The Meaning of Things
Reader, lo! a well-meaning Booke
MONTAIGNE'S SALUTATION TO HIS READERS
In the preface to his little book of miscellaneous essays called Guesses at Truth, the nineteenth-century cleric Julius Hare wrote, 'I here present you with a few suggestions... little more than glimmerings, I had almost said dreams, of thought... If I am addressing one of that numerous class who read to be told what to think, let me advise you to meddle with this book no further. You wish to buy a house ready furnished; do not come to look for it in a stone quarry. But if you are building up your opinions for yourself, and only want to be provided with the materials, you may meet with many things in these pages to suit you.' There is little in common between Hare's outlook and the reflections which follow below, but with these words he provides a most suitable preface to them.
Socrates famously said that the unconsidered life is not worth living. He meant that a life lived without forethought or principle is a life so vulnerable to chance, and so dependent on the choices and actions of others, that it is of little real value to the person living it. He further meant that a life well lived is one which has goals, and integrity, which is chosen and directed by the one who lives it, to the fullest extent possible to a human agent caught in the webs of society and history.
As the phrase suggests, the 'considered life' is a life enriched by thinking about things that matter - values, aims, society, the characteristic vicissitudes of the human condition, desiderata both personal and public, the enemies of human flourishing, and the meanings of life. It is not necessary to arrive at polished theories on all these subjects, but it is necessary to give them at least a modicum of thought if one's life is to have some degree of shape and direction. To give thought to these matters is like inspecting a map before a journey. Looking at a map is not the same thing as travelling, but it at least provides orientation, a sense of place and of how places relate to each other - especially those one would like to visit. A person who does not think about life is like a stranger mapless in a foreign land; for one such, lost and without directions, any turning in the road is as good as any other, and if it takes him somewhere worthwhile it will have done so by the merest chance.

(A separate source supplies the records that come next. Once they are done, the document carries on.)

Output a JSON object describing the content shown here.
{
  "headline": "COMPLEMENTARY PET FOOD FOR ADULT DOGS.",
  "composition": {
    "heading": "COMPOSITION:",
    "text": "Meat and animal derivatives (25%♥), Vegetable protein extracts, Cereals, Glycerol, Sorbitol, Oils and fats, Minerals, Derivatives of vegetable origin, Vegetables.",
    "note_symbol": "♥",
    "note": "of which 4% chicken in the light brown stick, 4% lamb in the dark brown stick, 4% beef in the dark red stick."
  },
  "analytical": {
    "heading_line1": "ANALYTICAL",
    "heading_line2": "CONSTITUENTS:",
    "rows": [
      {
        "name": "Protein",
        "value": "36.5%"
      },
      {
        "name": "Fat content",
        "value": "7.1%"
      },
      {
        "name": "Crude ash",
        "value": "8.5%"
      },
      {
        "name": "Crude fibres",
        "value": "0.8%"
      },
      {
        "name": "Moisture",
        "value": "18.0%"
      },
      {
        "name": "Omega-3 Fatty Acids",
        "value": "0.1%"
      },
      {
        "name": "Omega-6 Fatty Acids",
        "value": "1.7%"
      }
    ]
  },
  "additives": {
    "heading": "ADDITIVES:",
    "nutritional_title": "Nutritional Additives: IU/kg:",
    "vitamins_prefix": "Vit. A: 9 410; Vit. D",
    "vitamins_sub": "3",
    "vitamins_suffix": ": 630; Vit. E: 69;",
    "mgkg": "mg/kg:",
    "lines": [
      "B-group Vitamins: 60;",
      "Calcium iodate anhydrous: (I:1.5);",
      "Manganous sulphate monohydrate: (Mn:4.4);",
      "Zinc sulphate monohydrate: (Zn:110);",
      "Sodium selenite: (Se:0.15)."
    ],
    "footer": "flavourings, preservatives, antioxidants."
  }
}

The discussions - the sketch maps - in the following pages are, with proper diffidence, put forward as prompts to reflection merely, or better: as contributions to a conversation. They are certainly not offered as definitive statements on the topics they address. And because I rarely live up to the virtues they extol, or avoid the vices they condemn, no claim to sainthood, still less sanctimony, is implied by them - far from it.

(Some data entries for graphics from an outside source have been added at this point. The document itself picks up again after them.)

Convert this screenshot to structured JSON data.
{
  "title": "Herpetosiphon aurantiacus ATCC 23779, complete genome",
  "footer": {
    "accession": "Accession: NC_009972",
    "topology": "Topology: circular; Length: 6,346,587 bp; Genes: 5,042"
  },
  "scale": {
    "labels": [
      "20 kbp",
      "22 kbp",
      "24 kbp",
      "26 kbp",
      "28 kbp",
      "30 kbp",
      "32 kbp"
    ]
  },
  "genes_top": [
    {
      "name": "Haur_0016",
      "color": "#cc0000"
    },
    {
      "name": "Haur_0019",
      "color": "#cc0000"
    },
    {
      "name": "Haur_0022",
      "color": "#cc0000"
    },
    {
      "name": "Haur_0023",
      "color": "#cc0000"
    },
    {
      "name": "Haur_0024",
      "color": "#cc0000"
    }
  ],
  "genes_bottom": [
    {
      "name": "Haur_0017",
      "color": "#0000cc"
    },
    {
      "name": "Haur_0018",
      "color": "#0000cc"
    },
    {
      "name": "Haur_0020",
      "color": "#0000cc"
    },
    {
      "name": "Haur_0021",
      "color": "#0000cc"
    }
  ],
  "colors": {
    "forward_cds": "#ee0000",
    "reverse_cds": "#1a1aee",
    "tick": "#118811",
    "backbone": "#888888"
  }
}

These discussions began as contributions to the Guardian newspaper, in the form of the 'Last Word' column in the Saturday Review, accompanied by Clifford Harper's brilliant illustrations. Most of them are short, some are longer. Each is self-contained, although neither their grouping nor their arrangement is arbitrary. Thus, comments on moralising are followed by some on tolerance, remarks on fear by some on courage, remarks on sorrow, death and hope are placed together, as are those on frankness and lying, betrayal and loyalty, blame and punishment. Other topics which naturally pair - love and hate, for example - can certainly be read together, but are placed apart for other reasons. Mainly, however, the discussions are meant to be read as separate self-standing pieces, and occasionally as clusters, but not as a sequence - for this is not a continuous treatise, but a miscellany prompted by commentary on the daily life of the human condition. They once each had the space of a week around them, adding to their self-containment. But just as all roads lead to Rome, so all these topics lead to one another by more and less direct routes, as a little reflection on the groupings shows.
The book is divided into three Parts, one of which concerns some of the things that are enemies to human flourishing, among them racism, nationalism, religion, revenge, poverty, and depression. Doubtless, some will take offence at the inclusion of religion in this category. If all espousers of religion behaved like Quakers or shared the views of Thervada Buddhists, there would be little to quarrel with in religion saves its super- naturalistic beliefs. But religion has for the greatest part been, and still remains, an affliction in human affairs, and cannot be omitted from discussion of the considered life.
Yet I believe passionately in the value of all things spiritual - by which I mean things of the human spirit, with its capacity for love and enjoyment, creativity and kindness, hope and courage. Although mankind is the author of much monstrous cruelty, of despoliation, greed, conflict and ugliness, it is also the author of much that is best in the world, which is a reason both for celebration and optimism. Some people seem unable to allow that mankind is the source of what makes the world bearable - pity, beauty and tenderness - nor that it is human genius which is responsible for the achievements of art and science. Such is responsible for the achievements of art and science. Such people have to believe in the existence of supernatural agencies as the source of the world's good, while fathering its evil exclusively on human beings. That is a calumny on mankind, as well as an irrational hangover from mankind's ignorant and fearful infancy, when nature was believed to be governed by invisible and often hostile powers. One thing that a consideration of life should help to achieve is liberation from such tyrannies of belief, replacing them with informed commitments instead to the human affections, tolerance, and the wisdom taught by individual experience.